Tuesday, December 20, 2016

El Paso: The Adrenaline of Boxing and a Wrong Turn

Boxing, El Paso Coliseum, El Paso, Texas. September 2016.

The wrong turn

Juarez, Chihuahua, Mexico, is smack next to El Paso. There are a couple of roadways in El Paso that take you across the border OR to another El Paso destination. In split seconds. An adrenaline rush as one calls out to one's GPS guide: "This turn? Right here?! But it's pointing to Mexico! Are you sure?!" Oh, too late.

"Sorry, border patrol guy! I didn't mean to go to Mexico! I took the wrong turn!"

In reality, I did experience the chemical rush, but I disobeyed the GPS guide and veered off (in a wrong decision, requiring recalibration) just before - maybe - entering Mexico. In retrospect, I'm pretty sure this kind of thing happens all the time, and the border folks are accustomed to it. "Yes, turn around there, ma'am. No, there isn't a restroom on this side; you'll need to go on the US side. Thank you."

Which reminds me of that time in 1990, when Brother4 and I took a road trip to Europe, and in a small French border town, named St. Jean something, we kept circling and circling and circling its perimeter, trying to find the spin-off into Spain. Finally, on our 4th revolution, we saw a man walking alongside the road. Brother4 stopped. I rolled down the car window, and leaned out: "Où est l'Espagne?" (Where is Spain?)

The man looked over his shoulder, raised his arm, extended it, then pointed his index finger to a road that was right there. Right there. Apparently, every time we circled, we failed to see the sign ("Spain: Thataway.") because it was facing the opposite direction. From my trip journal:
"Brother4's theory is that there are men paid to change signs hourly simply to confuse strangers. May be a carryover from World War II days."

Boxing, El Paso Coliseum, El Paso, Texas. September 2016.


My intended destination on this foray was the El Paso Coliseum for a Labor Day Weekend fiesta. I'd expected a big affair, but it was quite small. But gee whiz, there was boxing going on. Not something I'd ever seen live, and which I generally flipped the channel on when I saw it on TV, because why would I get pleasure from watching two people beat each other up?

Boxing, El Paso Coliseum, El Paso, Texas. September 2016.

But I was there and I could see the intimacy in the interactions between the two fighters and between fighter and manager.

A video below. I like the tender, reassuring touches from manager to fighter at the end of this video.

And, of course, there is the visceral, ancient rise of the blood within when you see two living beings penetrate each other's space, slam the soft, thin shell with blunt blows, draw blood and fluids to the surface to make bruises and swellings.  A locking of horns or necks or legs.
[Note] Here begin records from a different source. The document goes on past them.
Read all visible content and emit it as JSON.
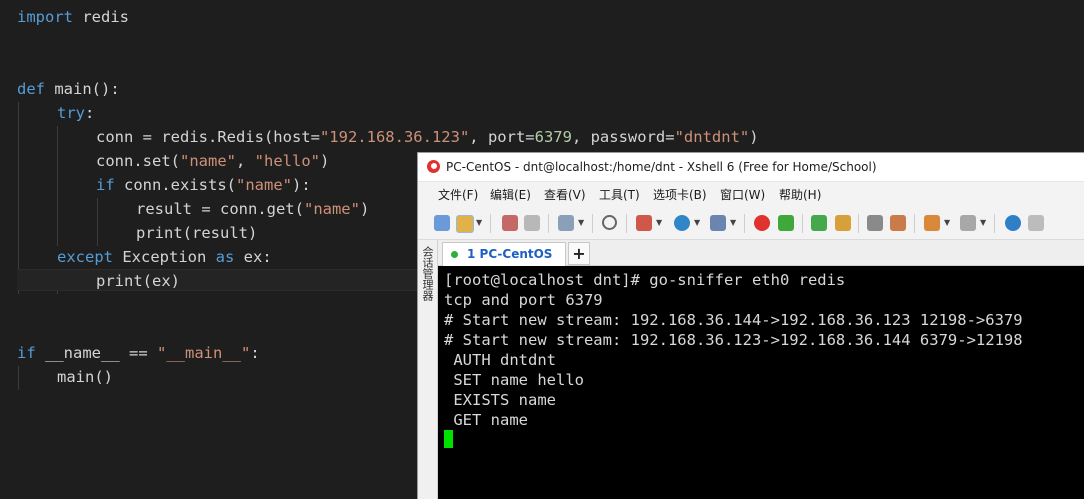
{
  "editor": {
    "lines": {
      "l1": [
        "import",
        " redis"
      ],
      "l4": [
        "def",
        " main():"
      ],
      "l5": [
        "try",
        ":"
      ],
      "l6": [
        "conn = redis.Redis(host=",
        "\"192.168.36.123\"",
        ", port=",
        "6379",
        ", password=",
        "\"dntdnt\"",
        ")"
      ],
      "l7": [
        "conn.set(",
        "\"name\"",
        ", ",
        "\"hello\"",
        ")"
      ],
      "l8": [
        "if",
        " conn.exists(",
        "\"name\"",
        "):"
      ],
      "l9": [
        "result = conn.get(",
        "\"name\"",
        ")"
      ],
      "l10": [
        "print(result)"
      ],
      "l11": [
        "except",
        " Exception ",
        "as",
        " ex:"
      ],
      "l12": [
        "print(ex)"
      ],
      "l15": [
        "if",
        " __name__ == ",
        "\"__main__\"",
        ":"
      ],
      "l16": [
        "main()"
      ]
    }
  },
  "xshell": {
    "title": "PC-CentOS - dnt@localhost:/home/dnt - Xshell 6 (Free for Home/School)",
    "menu": [
      "文件(F)",
      "编辑(E)",
      "查看(V)",
      "工具(T)",
      "选项卡(B)",
      "窗口(W)",
      "帮助(H)"
    ],
    "sidebar_label": "会话管理器",
    "tab_label": "1 PC-CentOS",
    "tab_add": "+",
    "terminal_lines": [
      "[root@localhost dnt]# go-sniffer eth0 redis",
      "tcp and port 6379",
      "# Start new stream: 192.168.36.144->192.168.36.123 12198->6379",
      "# Start new stream: 192.168.36.123->192.168.36.144 6379->12198",
      " AUTH dntdnt",
      " SET name hello",
      " EXISTS name",
      " GET name"
    ]
  },
  "colors": {
    "editor_bg": "#1e1e1e",
    "keyword": "#569cd6",
    "string": "#ce9178",
    "number": "#b5cea8",
    "cursor": "#00e100"
  }
}
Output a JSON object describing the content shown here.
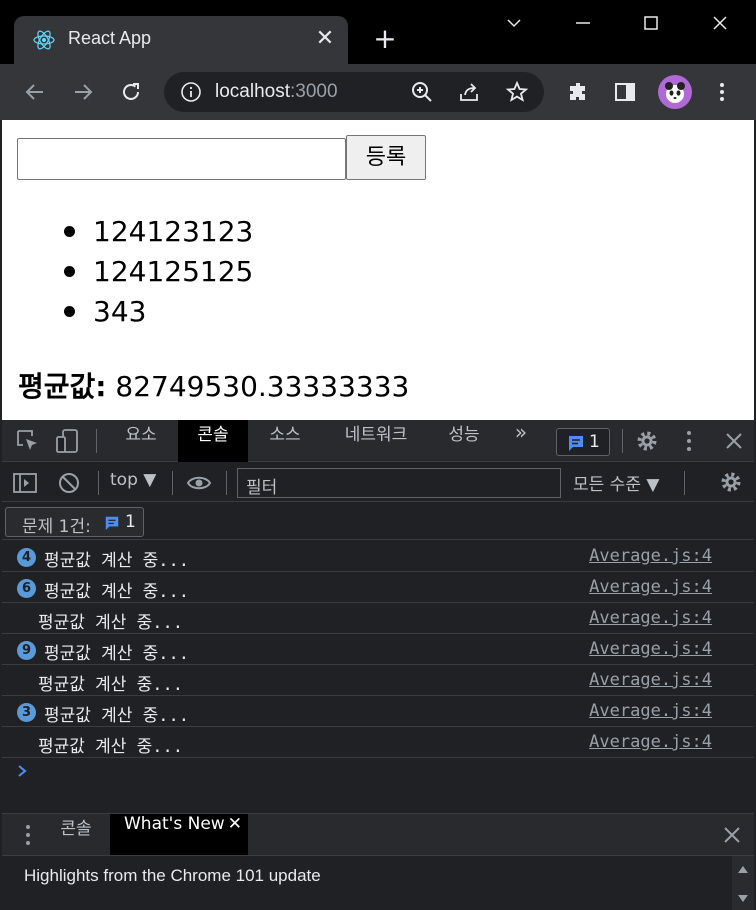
{
  "browser": {
    "tab_title": "React App",
    "url_host": "localhost",
    "url_port": ":3000"
  },
  "page": {
    "input_value": "",
    "register_label": "등록",
    "items": [
      "124123123",
      "124125125",
      "343"
    ],
    "average_label": "평균값:",
    "average_value": "82749530.33333333"
  },
  "devtools": {
    "tabs": [
      "요소",
      "콘솔",
      "소스",
      "네트워크",
      "성능"
    ],
    "active_tab": "콘솔",
    "more_tabs": "»",
    "issue_count": "1",
    "context": "top",
    "filter_placeholder": "필터",
    "levels": "모든 수준",
    "issues_label": "문제 1건:",
    "issues_count": "1",
    "logs": [
      {
        "count": "4",
        "message": "평균값 계산 중...",
        "source": "Average.js:4"
      },
      {
        "count": "6",
        "message": "평균값 계산 중...",
        "source": "Average.js:4"
      },
      {
        "count": "",
        "message": "평균값 계산 중...",
        "source": "Average.js:4"
      },
      {
        "count": "9",
        "message": "평균값 계산 중...",
        "source": "Average.js:4"
      },
      {
        "count": "",
        "message": "평균값 계산 중...",
        "source": "Average.js:4"
      },
      {
        "count": "3",
        "message": "평균값 계산 중...",
        "source": "Average.js:4"
      },
      {
        "count": "",
        "message": "평균값 계산 중...",
        "source": "Average.js:4"
      }
    ],
    "drawer_tabs": [
      "콘솔",
      "What's New"
    ],
    "drawer_active": "What's New",
    "whats_new_text": "Highlights from the Chrome 101 update"
  },
  "colors": {
    "accent_blue": "#5a9ad8",
    "badge_blue": "#4c8df6"
  }
}
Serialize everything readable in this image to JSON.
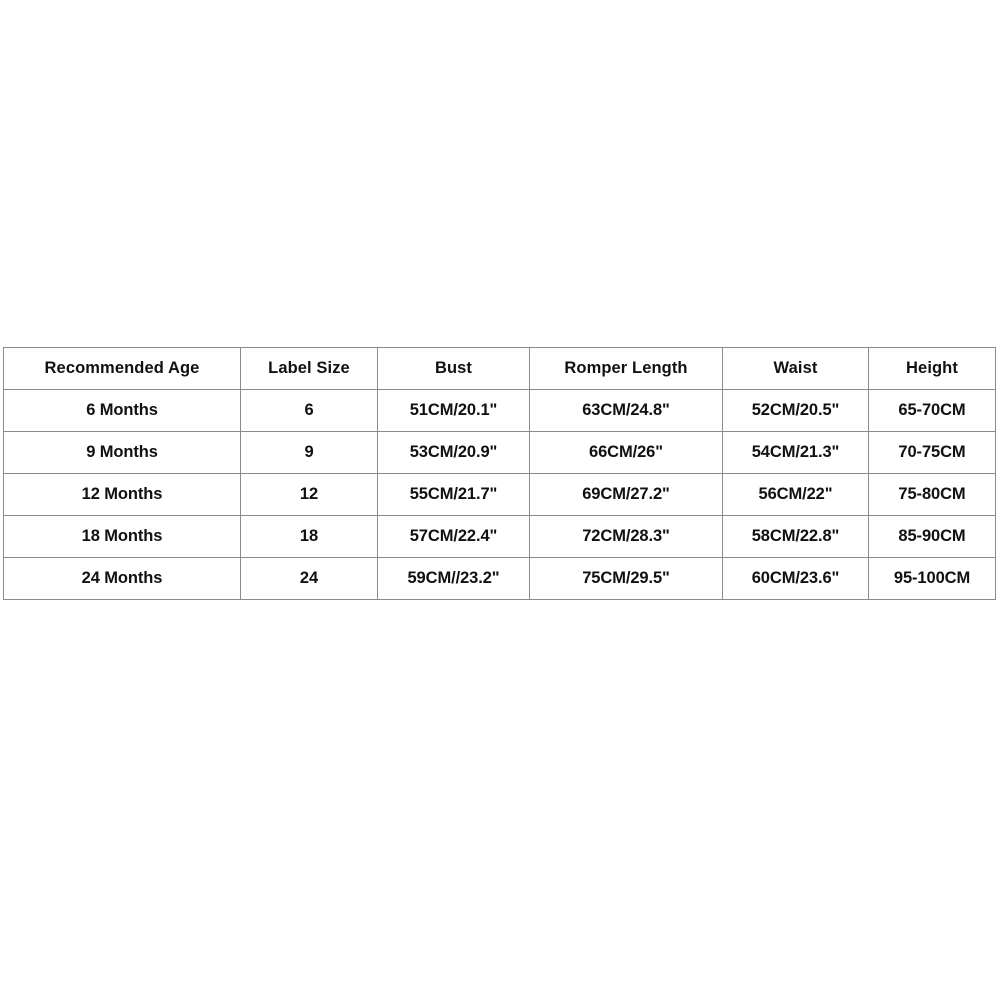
{
  "page": {
    "background_color": "#ffffff",
    "text_color": "#111111",
    "border_color": "#8c8c8c"
  },
  "size_chart": {
    "columns": [
      "Recommended Age",
      "Label Size",
      "Bust",
      "Romper Length",
      "Waist",
      "Height"
    ],
    "rows": [
      {
        "recommended_age": "6 Months",
        "label_size": "6",
        "bust": "51CM/20.1\"",
        "romper_length": "63CM/24.8\"",
        "waist": "52CM/20.5\"",
        "height": "65-70CM"
      },
      {
        "recommended_age": "9 Months",
        "label_size": "9",
        "bust": "53CM/20.9\"",
        "romper_length": "66CM/26\"",
        "waist": "54CM/21.3\"",
        "height": "70-75CM"
      },
      {
        "recommended_age": "12 Months",
        "label_size": "12",
        "bust": "55CM/21.7\"",
        "romper_length": "69CM/27.2\"",
        "waist": "56CM/22\"",
        "height": "75-80CM"
      },
      {
        "recommended_age": "18 Months",
        "label_size": "18",
        "bust": "57CM/22.4\"",
        "romper_length": "72CM/28.3\"",
        "waist": "58CM/22.8\"",
        "height": "85-90CM"
      },
      {
        "recommended_age": "24 Months",
        "label_size": "24",
        "bust": "59CM//23.2\"",
        "romper_length": "75CM/29.5\"",
        "waist": "60CM/23.6\"",
        "height": "95-100CM"
      }
    ]
  }
}
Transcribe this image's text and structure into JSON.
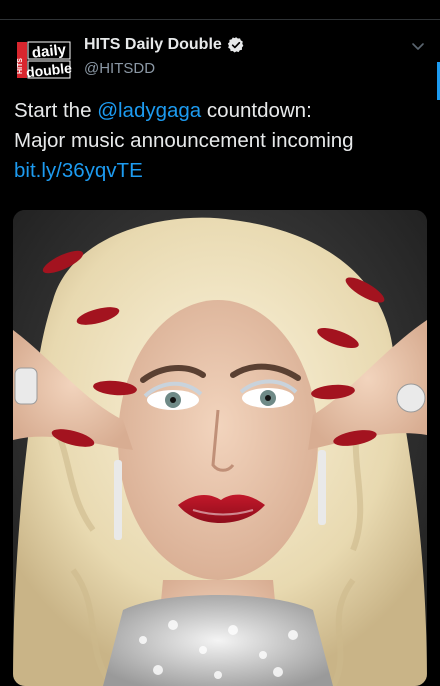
{
  "colors": {
    "background": "#000000",
    "text": "#e7e9ea",
    "secondary_text": "#8b98a5",
    "link": "#1d9bf0",
    "verified": "#e7e9ea"
  },
  "tweet": {
    "author": {
      "display_name": "HITS Daily Double",
      "handle": "@HITSDD",
      "verified": true,
      "avatar_icon": "hits-daily-double-logo",
      "avatar_logo_text": "daily double"
    },
    "text": {
      "line1_prefix": "Start the ",
      "mention": "@ladygaga",
      "line1_suffix": " countdown:",
      "line2": "Major music announcement incoming",
      "link": "bit.ly/36yqvTE"
    },
    "menu_icon": "chevron-down-icon",
    "media": {
      "type": "photo",
      "icon": "portrait-photo"
    }
  }
}
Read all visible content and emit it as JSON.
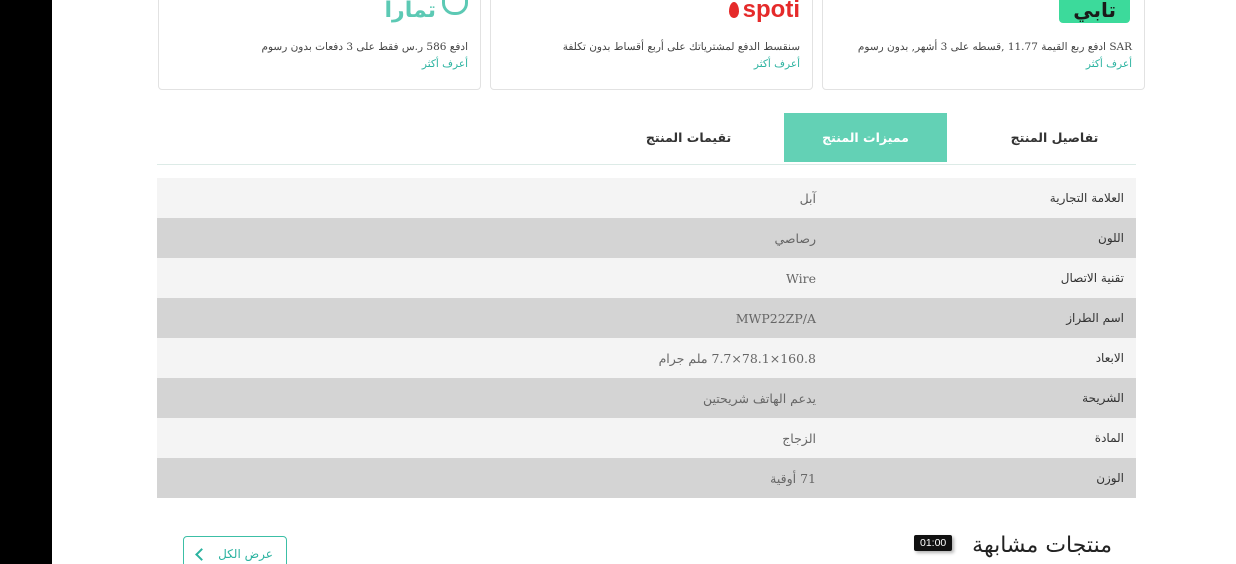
{
  "payment_cards": [
    {
      "logo_text": "تمارا",
      "description": "ادفع 586 ر.س فقط على 3 دفعات بدون رسوم",
      "link": "أعرف أكثر"
    },
    {
      "logo_text": "spoti",
      "description": "سنقسط الدفع لمشترياتك على أربع أقساط بدون تكلفة",
      "link": "أعرف أكثر"
    },
    {
      "logo_text": "تابي",
      "description": "SAR ادفع ربع القيمة 11.77 ,قسطه على 3 أشهر, بدون رسوم",
      "link": "أعرف أكثر"
    }
  ],
  "tabs": [
    {
      "label": "تفاصيل المنتج",
      "active": false
    },
    {
      "label": "مميزات المنتج",
      "active": true
    },
    {
      "label": "تقيمات المنتج",
      "active": false
    }
  ],
  "specs": [
    {
      "key": "العلامة التجارية",
      "value": "آبل"
    },
    {
      "key": "اللون",
      "value": "رصاصي"
    },
    {
      "key": "تقنية الاتصال",
      "value": "Wire"
    },
    {
      "key": "اسم الطراز",
      "value": "MWP22ZP/A"
    },
    {
      "key": "الابعاد",
      "value": "160.8×78.1×7.7 ملم جرام"
    },
    {
      "key": "الشريحة",
      "value": "يدعم الهاتف شريحتين"
    },
    {
      "key": "المادة",
      "value": "الزجاج"
    },
    {
      "key": "الوزن",
      "value": "71 أوقية"
    }
  ],
  "similar": {
    "title": "منتجات مشابهة",
    "view_all": "عرض الكل"
  },
  "timer": "01:00",
  "colors": {
    "accent": "#63d1b5",
    "link": "#2bb3a0",
    "row_odd": "#f4f4f4",
    "row_even": "#d4d4d4"
  }
}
Embraces to pull opponents closer for pain and not love. An engagement that crosses all species, perhaps.

Boxing, El Paso Coliseum, El Paso, Texas. September 2016.

Over at the Art of Manliness, I read of the "sweet science of bruising" that is boxing.

Boxing, El Paso Coliseum, El Paso, Texas. September 2016.

Boxing has played an important role in American civil rights history. Jack Johnson.  Joe Louis. Cassius Clay cum Muhammad Ali.

By the way, the University of Texas - El Paso (UTEP) nee Western Texas University, figured into civil rights history: "The team made history by winning the 1966 NCAA University Division Basketball Tournament in 1966, becoming the first team with an all-black starting lineup to win an NCAA basketball national championship. The Miners defeated Kentucky (a team that was all white until 1969) 72–65 in the historic championship game... "

Boxing, El Paso Coliseum, El Paso, Texas. September 2016.

According to Pro-Boxing Fans, in its list of the 10 greatest Mexican-American boxers: "The impact made in this sport by Mexican-Americans is incalculable. As a group, they have basically single-handedly buoyed the sport on the west coast. Since way back, Mexican-Americans have provided star after star to the landscape of championship boxing. This list, unlike those of some groups, encompasses a wide period of the time–spanning from the 1940’s to this very day."

Boxing, El Paso Coliseum, El Paso, Texas. September 2016.